My university cancelled evening classes because of the snow, which means I don’t have to teach tonight. So instead of standing in front of a classroom, I am sitting at home on a sofa.
The unexpected free time feels especially fine. Outdoors I can hear my neighbor running his snow blower. In the kitchen, the tea kettle sounds ready to boil. The only jarring note is the TV, but it is the news hour, and my husband does have it tuned to PBS.
Meanwhile, with Jim Lehrer in the background, I pull together Woolf notes:
- From Anne Fernald of Fernham, comes a tweet advising us to read “Always A Rambling Post on Common Readers, Classes and the Noise of Poetry,” which extols the virtues of Woolf, “a poet who wrote novels.”
- S. Shulman shared a story about a Princeton exhibit in the Firestone Library’s Main Gallery called “The Author’s Portrait.” The exhibit runs through July 5 and includes a 1928 portrait of Woolf.
- She also sent a link to a Londonist story, “Which is the Best London Novel?” Woolf’s Mrs. Dalloway is tied for the number three spot on the list. And Ian McEwan’s Saturday, inspired by Mrs. D, is number nine.
- In an article in the London Times, Naomi Wolf cites Virginia Woolf in her article, Sleep is a Feminist Issue.
- On The Walrus Blog, a post called “Ghost Stories” argues that the cult of authors may result in ” fancy editions of F. Scott Fitzgerald’s grocery lists, or leather-bound copies of Virginia Woolf’s to-do reminders.”
- A note from the Literary Gift Co. illustrates our fetishization of authors. The company offers “Virginia Woolf Parcel Tape” to seal your special packages.
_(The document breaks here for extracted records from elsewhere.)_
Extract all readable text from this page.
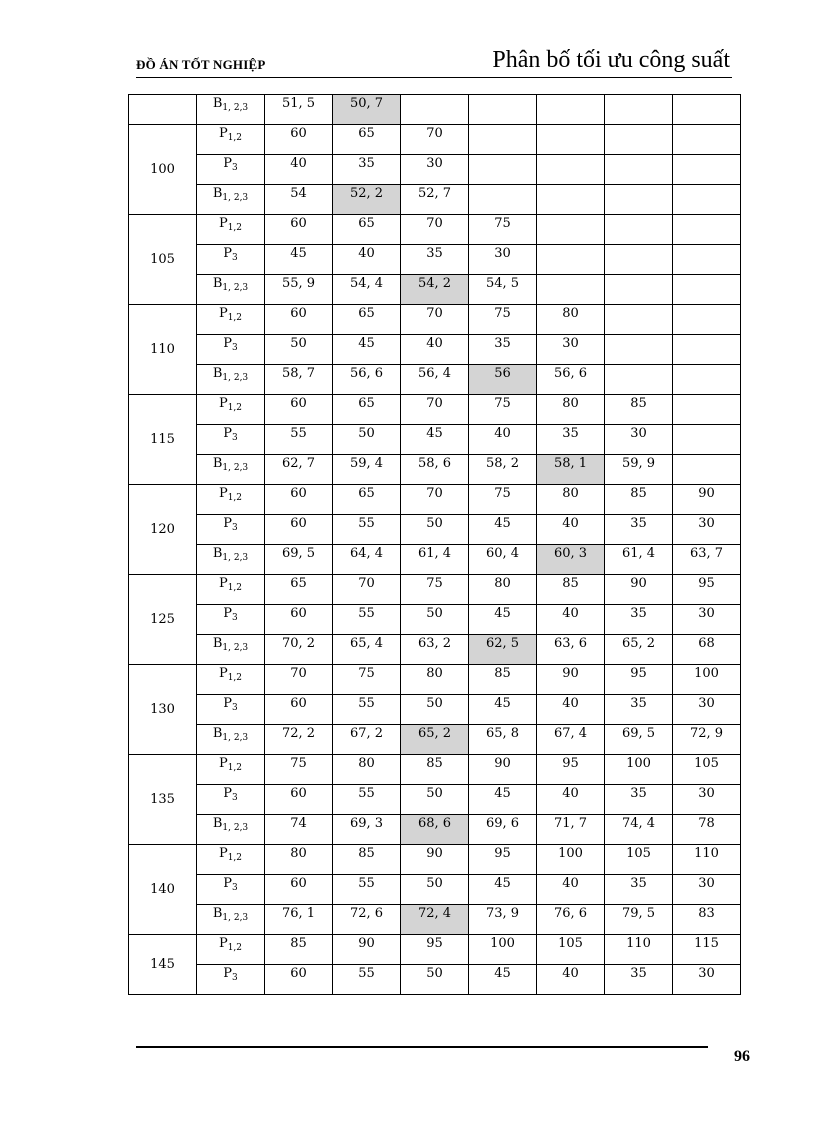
ĐỒ ÁN TỐT NGHIỆP	Phân bố tối ưu công suất
	$B_{1, 2,3}$	51, 5	50, 7					
100	$P_{1,2}$	60	65	70				
	$P_3$	40	35	30				
	$B_{1, 2,3}$	54	52, 2	52, 7				
105	$P_{1,2}$	60	65	70	75			
	$P_3$	45	40	35	30			
	$B_{1, 2,3}$	55, 9	54, 4	54, 2	54, 5			
110	$P_{1,2}$	60	65	70	75	80		
	$P_3$	50	45	40	35	30		
	$B_{1, 2,3}$	58, 7	56, 6	56, 4	56	56, 6		
115	$P_{1,2}$	60	65	70	75	80	85	
	$P_3$	55	50	45	40	35	30	
	$B_{1, 2,3}$	62, 7	59, 4	58, 6	58, 2	58, 1	59, 9	
120	$P_{1,2}$	60	65	70	75	80	85	90
	$P_3$	60	55	50	45	40	35	30
	$B_{1, 2,3}$	69, 5	64, 4	61, 4	60, 4	60, 3	61, 4	63, 7
125	$P_{1,2}$	65	70	75	80	85	90	95
	$P_3$	60	55	50	45	40	35	30
	$B_{1, 2,3}$	70, 2	65, 4	63, 2	62, 5	63, 6	65, 2	68
130	$P_{1,2}$	70	75	80	85	90	95	100
	$P_3$	60	55	50	45	40	35	30
	$B_{1, 2,3}$	72, 2	67, 2	65, 2	65, 8	67, 4	69, 5	72, 9
135	$P_{1,2}$	75	80	85	90	95	100	105
	$P_3$	60	55	50	45	40	35	30
	$B_{1, 2,3}$	74	69, 3	68, 6	69, 6	71, 7	74, 4	78
140	$P_{1,2}$	80	85	90	95	100	105	110
	$P_3$	60	55	50	45	40	35	30
	$B_{1, 2,3}$	76, 1	72, 6	72, 4	73, 9	76, 6	79, 5	83
145	$P_{1,2}$	85	90	95	100	105	110	115
	$P_3$	60	55	50	45	40	35	30
96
It is emblazoned with a Woolf quotation, “Life is a luminous halo, a semi-transparent envelope which surrounds us from the beginning of conciousness to the end,” from her essay “Modern Fiction.”
- A VWoolf Listserv conversation about Woolf’s mental state generated tips for further reading. They include:
- “Many Minds, One Story,” an article in Seed Magazine that discusses the impact of Woolf’s alleged bipolar disorder on her unique fiction.
- Ann Marie Priest’s “Virginia Woolf’s Brain: Mysticism, Literature and Neuroscience” (Dalhousie Review, 89:3), which was reprinted in Best Australian Essays 2009 and can be found on Google Books.
- And if you need a chuckle after all this serious talk, take a look at the Punch cartoon whose link was sent by Stuart N. Clarke in response to the discussion on the VWoolf Listserv regarding Woolf and weather, a topic obviously dear to my heart.
Which leads me full circle to the topic with which I began: I am enjoying a snow evening. And it is pure white bliss.